Obviously, chemical fertilizers are a problem as pollutants go, since they skew the resource constraints that operate in rivers, lakes, streams, and the ocean- those chemicals effectively fertilize algae in the water, which then proceeds (through the death and decomposition of that same algae and blocking sunlight from reaching the deeper parts of the water column) to reduce the available oxygen. This water pollution has a direct and deleterious effect on aquatic ecosystems.

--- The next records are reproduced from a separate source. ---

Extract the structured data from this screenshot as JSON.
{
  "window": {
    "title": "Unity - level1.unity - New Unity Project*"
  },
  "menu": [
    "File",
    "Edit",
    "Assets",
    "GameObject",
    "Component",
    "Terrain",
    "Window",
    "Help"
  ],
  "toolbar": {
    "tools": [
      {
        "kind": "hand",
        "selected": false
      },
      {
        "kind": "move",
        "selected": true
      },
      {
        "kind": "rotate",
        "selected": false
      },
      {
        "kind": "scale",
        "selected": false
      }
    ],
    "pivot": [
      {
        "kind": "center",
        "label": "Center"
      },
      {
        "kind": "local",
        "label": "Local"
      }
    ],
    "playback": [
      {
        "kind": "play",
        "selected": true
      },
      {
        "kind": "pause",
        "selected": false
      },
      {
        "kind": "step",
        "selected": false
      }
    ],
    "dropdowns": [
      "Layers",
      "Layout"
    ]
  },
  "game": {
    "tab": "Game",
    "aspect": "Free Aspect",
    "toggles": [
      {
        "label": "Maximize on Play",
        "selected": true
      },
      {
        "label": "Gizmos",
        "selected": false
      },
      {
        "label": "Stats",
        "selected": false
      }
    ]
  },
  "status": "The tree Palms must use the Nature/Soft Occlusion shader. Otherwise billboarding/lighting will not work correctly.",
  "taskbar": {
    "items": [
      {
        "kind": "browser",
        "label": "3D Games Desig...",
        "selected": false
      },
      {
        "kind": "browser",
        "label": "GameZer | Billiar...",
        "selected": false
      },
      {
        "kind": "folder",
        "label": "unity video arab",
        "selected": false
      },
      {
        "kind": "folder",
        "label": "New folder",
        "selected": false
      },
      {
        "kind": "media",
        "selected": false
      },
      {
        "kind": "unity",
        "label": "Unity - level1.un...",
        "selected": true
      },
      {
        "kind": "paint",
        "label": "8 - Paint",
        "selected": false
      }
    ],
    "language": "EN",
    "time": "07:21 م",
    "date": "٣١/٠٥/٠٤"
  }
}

Pesticides, herbicides, and industrial waste present their own complications. Industrial and agricultural operations are the largest consumers of water and the most likely to generate waste. While some chemicals (such as DDT, a compound that was responsible for thinning the eggshells of many avian species and endangering the well being of the bald eagle and California condor) are widely recognized to be dangerous to organisms, many human-generated compounds have not been studied for deleterious effects on the environment, and, as mentioned before, it’s extremely difficult to decontaminate groundwater once it becomes polluted. Since a large fraction of our waste ends up in landfills, how they cope with the chemicals that end up in them and the water that falls on them can improve or worsen water quality in their communities. Even airborne pollutants can be an issue for aquatic ecosystems, as is shown by this study!
In addition, sand and sediment can be a pollutant, as can heat, since all of them can make it more difficult to get the light or oxygen required or make it impossible to breathe. All species have a range of conditions that they can tolerate; some have far narrower restrictions than others- for instance, trout require a lot of dissolved oxygen, which in turn requires colder waters (since water temperature and the maximum amount of dissolved oxygen are inversely related). Given the limited mobility of many freshwater aquatic species (especially macroinvertebrates), these “non-lethal pollutants” are significant dangers. Removal of riparian corridors (vegetated areas adjacent to waterways) both increases the temperature of those waterways, reducing the maximum amount of dissolved oxygen that they can carry, and increases the incidence of runoff- and erosion-related pollution.